Los rostros como espejo de una época


Las palabras terminan con frecuencia quedándose cortas. Tienen que definir a veces situaciones angustiosas, cargadas de dolor y de incertidumbre, que al final se escapan y se meten en el ruido de un mundo saturado de mensajes. No es que no digan lo que quieren decir: simplemente no alcanzan a desprenderse de un contexto al que ya se le ha otorgado un significado previo. He perdido mi vida, han dicho muchos de los que han visto que la lava del volcán de Cumbre Vieja devoraba cuanto habían construido a lo largo de los años. Me fui con un atado de cuatro prendas de ropa, explicaban algunos refugiados afganos que escaparon de los talibanes, no sé qué será de mí. Y es verdad: de pronto la naturaleza o la historia arramblaron con lo que había, lo destruyeron, extirparon de raíz lo que era una promesa, un proyecto, un futuro.

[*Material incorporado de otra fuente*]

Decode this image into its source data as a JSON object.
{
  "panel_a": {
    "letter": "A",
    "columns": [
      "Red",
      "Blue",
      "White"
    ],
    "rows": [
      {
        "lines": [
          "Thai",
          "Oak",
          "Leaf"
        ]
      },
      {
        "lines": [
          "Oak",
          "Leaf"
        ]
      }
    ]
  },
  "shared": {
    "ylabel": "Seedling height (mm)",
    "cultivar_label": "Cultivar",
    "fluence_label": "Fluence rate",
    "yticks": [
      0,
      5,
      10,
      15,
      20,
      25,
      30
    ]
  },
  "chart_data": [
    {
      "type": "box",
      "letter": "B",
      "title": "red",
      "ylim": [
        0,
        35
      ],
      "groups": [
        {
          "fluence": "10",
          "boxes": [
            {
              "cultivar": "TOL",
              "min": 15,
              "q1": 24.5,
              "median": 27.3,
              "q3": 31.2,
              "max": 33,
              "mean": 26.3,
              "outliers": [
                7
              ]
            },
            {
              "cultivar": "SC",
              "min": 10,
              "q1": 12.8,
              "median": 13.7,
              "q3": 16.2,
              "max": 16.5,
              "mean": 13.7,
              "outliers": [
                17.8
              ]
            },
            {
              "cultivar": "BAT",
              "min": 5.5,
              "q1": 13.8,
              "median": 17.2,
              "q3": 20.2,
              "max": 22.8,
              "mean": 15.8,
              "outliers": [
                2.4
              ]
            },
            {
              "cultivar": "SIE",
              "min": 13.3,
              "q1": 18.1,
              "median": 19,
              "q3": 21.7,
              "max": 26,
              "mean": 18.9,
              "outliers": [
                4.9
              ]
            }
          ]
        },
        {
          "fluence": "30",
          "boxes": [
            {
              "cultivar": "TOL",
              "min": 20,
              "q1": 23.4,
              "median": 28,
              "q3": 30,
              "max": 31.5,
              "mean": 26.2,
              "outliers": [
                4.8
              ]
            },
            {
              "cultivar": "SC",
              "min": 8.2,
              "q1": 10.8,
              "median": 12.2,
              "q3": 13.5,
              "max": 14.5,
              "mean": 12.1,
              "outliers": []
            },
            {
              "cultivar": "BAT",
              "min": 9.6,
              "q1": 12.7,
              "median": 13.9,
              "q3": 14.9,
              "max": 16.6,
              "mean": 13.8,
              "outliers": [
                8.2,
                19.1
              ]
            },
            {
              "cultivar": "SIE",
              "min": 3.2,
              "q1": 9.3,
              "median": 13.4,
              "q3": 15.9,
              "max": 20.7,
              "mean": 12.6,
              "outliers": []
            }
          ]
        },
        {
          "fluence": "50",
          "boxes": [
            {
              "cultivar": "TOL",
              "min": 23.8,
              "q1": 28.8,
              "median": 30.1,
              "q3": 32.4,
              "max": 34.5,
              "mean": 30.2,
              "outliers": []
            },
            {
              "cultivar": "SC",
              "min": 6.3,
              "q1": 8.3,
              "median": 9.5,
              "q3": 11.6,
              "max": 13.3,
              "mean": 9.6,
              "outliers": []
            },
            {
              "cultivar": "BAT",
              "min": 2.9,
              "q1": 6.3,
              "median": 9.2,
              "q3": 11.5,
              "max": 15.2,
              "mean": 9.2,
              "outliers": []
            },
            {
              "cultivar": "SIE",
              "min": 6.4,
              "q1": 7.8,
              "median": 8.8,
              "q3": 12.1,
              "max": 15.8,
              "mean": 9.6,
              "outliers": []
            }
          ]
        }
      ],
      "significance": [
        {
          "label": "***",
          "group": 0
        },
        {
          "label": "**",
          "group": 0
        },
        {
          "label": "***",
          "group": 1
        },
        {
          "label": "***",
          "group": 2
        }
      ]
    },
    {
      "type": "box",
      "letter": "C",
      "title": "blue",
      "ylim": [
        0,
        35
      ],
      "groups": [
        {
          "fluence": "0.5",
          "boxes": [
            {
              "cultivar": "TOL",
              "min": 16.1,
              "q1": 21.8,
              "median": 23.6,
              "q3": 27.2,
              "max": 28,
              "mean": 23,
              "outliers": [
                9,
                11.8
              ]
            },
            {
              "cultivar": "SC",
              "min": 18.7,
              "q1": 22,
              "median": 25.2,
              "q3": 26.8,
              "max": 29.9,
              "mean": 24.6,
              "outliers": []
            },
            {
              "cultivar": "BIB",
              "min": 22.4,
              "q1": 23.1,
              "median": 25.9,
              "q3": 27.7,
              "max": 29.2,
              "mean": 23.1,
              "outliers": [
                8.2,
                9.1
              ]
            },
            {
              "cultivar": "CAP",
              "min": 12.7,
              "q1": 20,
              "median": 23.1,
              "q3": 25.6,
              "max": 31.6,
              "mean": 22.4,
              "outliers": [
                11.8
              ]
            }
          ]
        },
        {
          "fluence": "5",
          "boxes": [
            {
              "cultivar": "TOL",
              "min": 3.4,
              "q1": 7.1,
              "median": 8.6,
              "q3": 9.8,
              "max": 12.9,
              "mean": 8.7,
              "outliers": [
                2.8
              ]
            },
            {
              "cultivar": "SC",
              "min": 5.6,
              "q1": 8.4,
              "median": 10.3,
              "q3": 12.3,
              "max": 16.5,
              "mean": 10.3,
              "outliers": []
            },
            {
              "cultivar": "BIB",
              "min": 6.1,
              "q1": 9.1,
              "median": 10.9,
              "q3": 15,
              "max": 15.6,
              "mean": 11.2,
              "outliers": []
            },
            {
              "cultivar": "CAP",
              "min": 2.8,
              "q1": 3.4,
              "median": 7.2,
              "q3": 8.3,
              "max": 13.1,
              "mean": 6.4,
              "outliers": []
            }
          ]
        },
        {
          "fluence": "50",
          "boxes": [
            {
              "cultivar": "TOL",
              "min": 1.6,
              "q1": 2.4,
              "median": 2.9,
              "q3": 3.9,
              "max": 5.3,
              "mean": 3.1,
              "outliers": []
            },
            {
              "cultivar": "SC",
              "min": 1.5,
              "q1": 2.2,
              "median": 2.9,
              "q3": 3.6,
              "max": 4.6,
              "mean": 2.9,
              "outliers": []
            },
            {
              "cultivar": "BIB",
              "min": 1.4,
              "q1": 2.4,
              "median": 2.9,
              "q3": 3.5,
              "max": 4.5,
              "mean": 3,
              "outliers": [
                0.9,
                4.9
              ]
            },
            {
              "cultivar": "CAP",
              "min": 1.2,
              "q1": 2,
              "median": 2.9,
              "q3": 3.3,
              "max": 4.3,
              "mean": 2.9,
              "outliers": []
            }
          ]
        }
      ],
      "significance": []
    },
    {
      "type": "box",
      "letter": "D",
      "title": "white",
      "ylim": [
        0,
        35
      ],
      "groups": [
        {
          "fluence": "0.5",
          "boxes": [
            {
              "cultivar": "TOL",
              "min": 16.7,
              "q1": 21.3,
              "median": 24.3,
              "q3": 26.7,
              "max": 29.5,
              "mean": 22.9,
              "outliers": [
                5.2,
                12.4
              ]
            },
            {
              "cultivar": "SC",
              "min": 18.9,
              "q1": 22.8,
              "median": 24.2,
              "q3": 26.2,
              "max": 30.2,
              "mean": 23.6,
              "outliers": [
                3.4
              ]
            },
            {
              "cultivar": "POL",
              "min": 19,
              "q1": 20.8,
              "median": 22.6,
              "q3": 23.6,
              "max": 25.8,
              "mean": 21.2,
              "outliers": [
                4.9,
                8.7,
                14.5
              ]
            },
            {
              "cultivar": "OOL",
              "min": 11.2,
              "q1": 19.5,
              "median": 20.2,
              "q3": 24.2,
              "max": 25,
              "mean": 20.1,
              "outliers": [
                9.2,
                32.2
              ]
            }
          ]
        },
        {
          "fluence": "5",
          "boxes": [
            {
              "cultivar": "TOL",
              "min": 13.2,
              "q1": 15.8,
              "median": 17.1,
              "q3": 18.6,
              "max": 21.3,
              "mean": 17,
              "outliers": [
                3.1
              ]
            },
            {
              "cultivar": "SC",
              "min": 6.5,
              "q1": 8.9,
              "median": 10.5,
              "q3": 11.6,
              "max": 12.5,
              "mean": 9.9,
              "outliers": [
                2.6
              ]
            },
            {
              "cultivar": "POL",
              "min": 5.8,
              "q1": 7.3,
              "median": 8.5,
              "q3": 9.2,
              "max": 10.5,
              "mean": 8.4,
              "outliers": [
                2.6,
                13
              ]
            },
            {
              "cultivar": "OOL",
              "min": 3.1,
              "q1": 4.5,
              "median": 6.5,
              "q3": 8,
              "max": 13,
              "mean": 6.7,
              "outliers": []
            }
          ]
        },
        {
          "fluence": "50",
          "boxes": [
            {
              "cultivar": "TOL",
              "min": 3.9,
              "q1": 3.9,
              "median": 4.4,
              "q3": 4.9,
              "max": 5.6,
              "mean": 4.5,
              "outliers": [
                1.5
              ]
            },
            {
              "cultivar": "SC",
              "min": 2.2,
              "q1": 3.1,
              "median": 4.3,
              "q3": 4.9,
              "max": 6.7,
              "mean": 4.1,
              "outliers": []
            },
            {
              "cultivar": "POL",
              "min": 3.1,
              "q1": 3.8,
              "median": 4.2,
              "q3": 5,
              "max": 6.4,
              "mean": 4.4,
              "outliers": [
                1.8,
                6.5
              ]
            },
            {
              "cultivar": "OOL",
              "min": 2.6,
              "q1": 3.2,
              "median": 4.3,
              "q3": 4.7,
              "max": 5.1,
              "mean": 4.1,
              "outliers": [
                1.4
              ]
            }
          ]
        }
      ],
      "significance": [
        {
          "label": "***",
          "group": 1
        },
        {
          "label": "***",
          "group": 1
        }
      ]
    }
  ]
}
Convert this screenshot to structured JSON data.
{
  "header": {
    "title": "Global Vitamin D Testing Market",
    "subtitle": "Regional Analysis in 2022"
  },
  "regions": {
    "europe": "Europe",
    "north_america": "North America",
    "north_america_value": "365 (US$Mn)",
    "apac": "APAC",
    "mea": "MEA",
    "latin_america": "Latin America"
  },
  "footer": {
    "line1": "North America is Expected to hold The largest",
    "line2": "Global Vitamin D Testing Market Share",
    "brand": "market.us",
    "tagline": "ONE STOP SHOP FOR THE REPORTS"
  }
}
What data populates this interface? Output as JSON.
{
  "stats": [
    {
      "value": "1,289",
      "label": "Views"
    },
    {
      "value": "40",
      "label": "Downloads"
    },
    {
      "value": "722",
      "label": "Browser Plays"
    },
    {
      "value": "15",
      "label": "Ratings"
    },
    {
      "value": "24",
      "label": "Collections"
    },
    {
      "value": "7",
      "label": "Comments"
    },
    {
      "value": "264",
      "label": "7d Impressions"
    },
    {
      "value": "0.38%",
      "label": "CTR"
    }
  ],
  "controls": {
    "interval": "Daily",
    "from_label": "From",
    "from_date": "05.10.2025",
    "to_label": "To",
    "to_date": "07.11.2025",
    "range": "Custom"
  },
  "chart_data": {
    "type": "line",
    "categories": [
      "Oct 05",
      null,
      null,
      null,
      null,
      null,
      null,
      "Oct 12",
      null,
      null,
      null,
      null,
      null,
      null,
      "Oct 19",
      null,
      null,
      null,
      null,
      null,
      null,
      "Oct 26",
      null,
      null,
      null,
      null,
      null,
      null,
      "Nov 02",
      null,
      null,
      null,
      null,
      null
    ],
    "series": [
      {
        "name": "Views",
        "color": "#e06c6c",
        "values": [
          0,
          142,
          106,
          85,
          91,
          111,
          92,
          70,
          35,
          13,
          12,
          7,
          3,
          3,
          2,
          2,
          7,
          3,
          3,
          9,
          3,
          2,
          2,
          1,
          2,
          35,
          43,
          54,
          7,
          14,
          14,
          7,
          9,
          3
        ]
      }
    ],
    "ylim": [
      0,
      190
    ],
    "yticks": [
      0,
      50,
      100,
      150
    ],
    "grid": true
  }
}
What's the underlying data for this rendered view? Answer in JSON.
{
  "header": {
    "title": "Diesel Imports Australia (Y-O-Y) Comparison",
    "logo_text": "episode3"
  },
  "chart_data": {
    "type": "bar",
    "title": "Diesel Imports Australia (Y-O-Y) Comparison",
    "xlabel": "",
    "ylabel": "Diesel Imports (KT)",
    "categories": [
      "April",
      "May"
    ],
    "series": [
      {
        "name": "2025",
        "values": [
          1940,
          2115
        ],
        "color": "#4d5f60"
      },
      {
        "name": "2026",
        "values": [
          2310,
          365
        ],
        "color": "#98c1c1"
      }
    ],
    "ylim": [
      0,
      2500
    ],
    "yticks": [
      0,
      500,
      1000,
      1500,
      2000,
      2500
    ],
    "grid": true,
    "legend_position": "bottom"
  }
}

Estos días se puede ver en Madrid, en la Fundación Mapfre, una exposición de Judith Joy Ross. Se ha dedicado desde 1979 a hacer sobre todo retratos y su obra alcanza a explorar esas zonas que a las palabras les cuesta llegar. Basta acercarse un poco a cada una de sus fotografías para escuchar la intensidad de los desgarros que asoman en los rostros y las miradas, y en la actitud entera, de aquellos que se pusieron delante de su cámara. Judith Joy Ross trabajaba con una que era muy aparatosa, de 8×10 pulgadas. Con ella se acercó a todo tipo de personas: supo hacerlo con tal sutileza y persuasión que consiguió que transmitieran realmente lo que llevaban dentro. Ya fueran los adolescentes de Eurana Park, los miembros del Congreso de Estados Unidos durante los escándalos que estallaron en la época de Reagan por la venta de armas a Irán y a la Contra nicaragüense, los visitantes del Monumento a los Veteranos de Vietnam, los ciudadanos que acuden a votar a una iglesia local, los reservistas que se preparan para ir al golfo Pérsico, los habitantes de la ciudad de Easton, en Pensilvania, el Estado donde Judith Joy Ross nació en 1942. Llegaba con su cámara de fuelle y el trípode de madera, y no pasaba desapercibida. Trataba con los que iba a fotografiar, los iba convenciendo, los dejaba ser ellos mismos. Y los atrapaba.

En esos retratos hay de todo: afán de dominio, inseguridad, miedo, perplejidad, buena disposición, inocencia, desolación. Quizá por las resonancias que sigue produciendo aquella guerra, los rostros que Judith Joy Ross capturó de aquellos que visitaban el Monumento a los Veteranos de Vietnam resultan hoy particularmente reveladores por lo que tienen de íntimo desconcierto por unas muertes provocadas por una campaña militar que terminó siendo una monumental chapuza.

En la biografía que el escritor y periodista George Packer ha escrito del diplomático estadounidense Richard Holbrooke hay una observación que viene bien traer a cuento cuando uno está delante de las personas que retrató Judith Joy Ross en ese monumento a los que estuvieron en Vietnam. “Este ha sido siempre el punto flaco de nuestro Servicio Diplomático: los otros países”, escribe Packer. “Es difícil que los estadounidenses lleguen a interesarse en verdad por ellos; de hecho, cuanto más se interesa un diplomático por un país, peores son sus perspectivas profesionales”. Y aun así, sin saber gran cosa, montan una guerra. Judith Joy Ross enseña a través de unos rostros su radical sinsentido.